There’s a lot happening behind the scenes, so it’s important to understand what each variable represents and how it was calculated. library(urbnindicators) includes a codebook as an attribute of the dataframe returned from urbnindicators::compile_acs_data(). View and navigate through the full codebook here.

df_urbnindicators %>%
  attr("codebook") %>%
  head(20) %>%
  reactable::reactable()

The codebook specifies the variable type and provides a definition of how the variable was calculated. Most (though not all) variables that are directly available from the ACS are count variables, such as the number of people receiving public assistance. Many of the variables that are calculated by library(urbnindicators) are percent variables, where we divide two count variables.

df_urbnindicators %>%
  attr("codebook") %>%
  filter(str_detect(calculated_variable, "public_assistance")) %>%
  reactable::reactable()

The most common convention is that a percent variable is calculated by dividing a count variable (e.g., public_assistance_received) by the universe variable for the corresponding table (e.g., public_assistance_universe). But other derived variables are more complex, such as those for commute mode. Here, we’ve aggregated three counts representing different types of individual motor vehicle transportation to create the numerator, while the denominator is the table universe minus individuals who work from home.

df_urbnindicators %>%
  attr("codebook") %>%
  filter(str_detect(calculated_variable, "means.*motor_vehicle")) %>%
  reactable::reactable()

This allows us say something along the lines of: “Of individuals who commute to work, XX% use a motor vehicle as their primary commute mode.”

So What’s the Value Add?

Hopefully the process above has illustrated some of the advantages, which fall into two buckets: efficiency and reliability.

  1. Speed:

    1. Sensible decisions about variable and table selection eliminate the need to hunt for the right variables.

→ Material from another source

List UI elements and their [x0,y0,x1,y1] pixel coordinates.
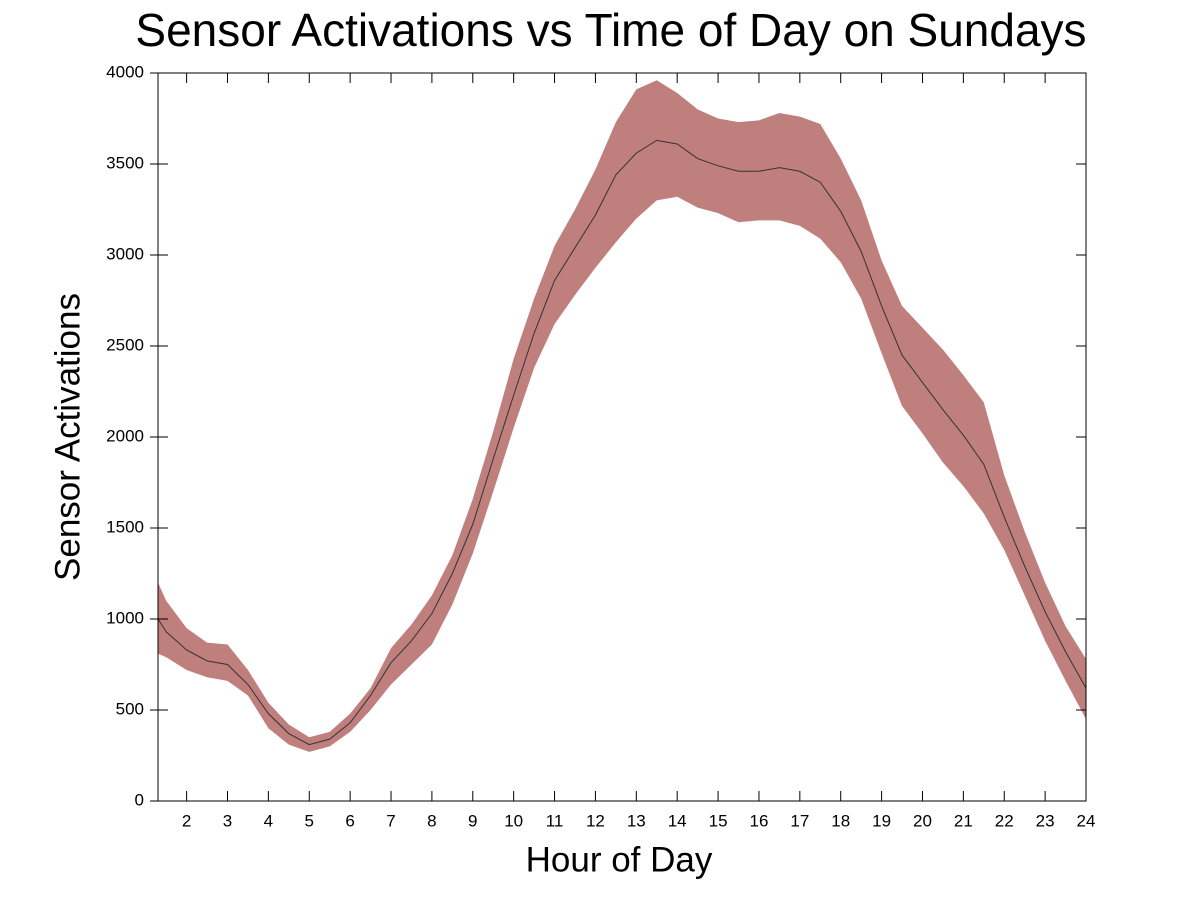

    2. Raw ACS variables are included alongside pre-calculated variables, such as percentages, that are not directly available from the ACS.

    3. Query multiple years and/or multiple states in a single function call– no need to loop over your desired years or states.

  2. Accuracy:

    1. Alphanumeric variable codes (e.g., B18101_001) are replaced with meaningful variable names (e.g., disability_percent)–eliminating a common source of confusion and error.

    2. Data are returned with a codebook that documents how variables were created and what they represent.

    3. Behind-the-scenes quality checks help to ensure (though do not guarantee) that calculations are correct, though users still should verify results themselves.

    4. Both straight-from-the-ACS and derived variables include margins of error and coefficients of variation that enable users to conduct statistical significance testing and can inform other data quality decision-making, such as whether to suppress certain observations or whether data should be aggregated–across geographies or across variables, or both–to improve the accuracy of estimates.